Aprecio su presencia de ánimo como apreciamos ciertas cosas, sin darles importancia.

—De acuerdo. Entremos en el apartamento. Usted primero, Leo.

Él abre la puerta de la vivienda y entramos. Apenas ha cambiado de como la recuerdo. Consta de tres dormitorios, dos baños, una amplia sala de estar y una cocina enorme. Lo que más me llama la atención es el hecho de que Annie está en todas partes. Su presencia sigue viva en la decoración, en la esencia de la casa. Su color favorito era el azul, y veo unas cortinas de color azul, un jarrón azul, una fotografía que muestra un inmenso cielo azul. Es una vivienda con clase, con una calidad natural, sin cantos dorados ni pan de oro. Todo combina entre sí, pero no de forma irritantemente obsesivo-compulsiva, con el propósito de epatar. Es un ejemplo de belleza y discreción. De serenidad.

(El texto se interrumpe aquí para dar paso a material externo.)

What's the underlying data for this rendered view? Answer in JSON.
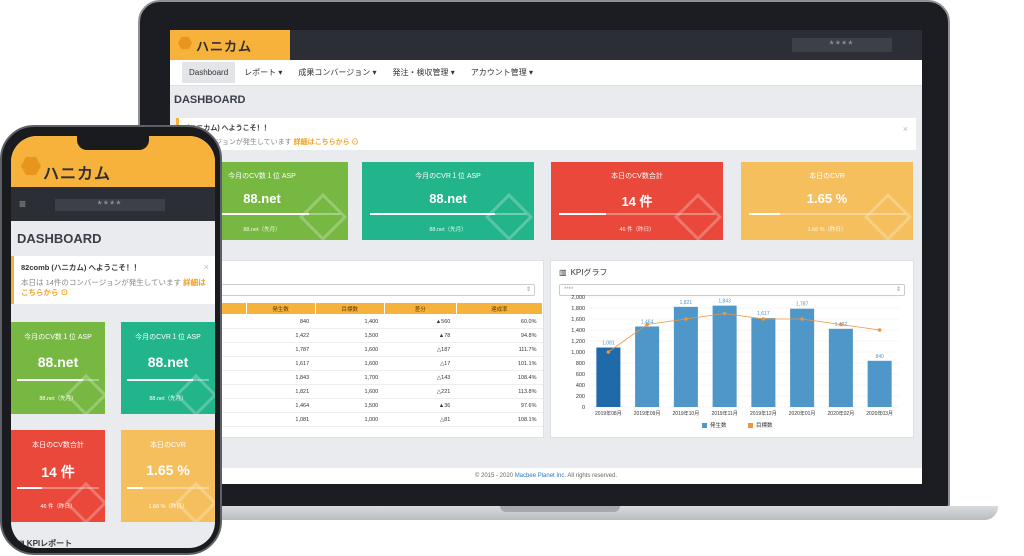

Annie siempre tuvo ese don. La habilidad de elegir acertadamente los complementos. Todo, desde la ropa que lucía hasta su reloj de pulsera, era estiloso, sin parecer pedante o repipi. Elegante sin resultar ostentoso. En Annie era una cualidad instintiva, que siempre consideré una prueba de su belleza interior. No elegía las prendas que se ponía pensando en lo que opinarían los demás, sino porque le gustaban. Porque encajaban con su personalidad. Porque le sentaban bien. El apartamento constituye un reflejo de eso. Está cubierto por el polvo fantasmal del alma de Annie.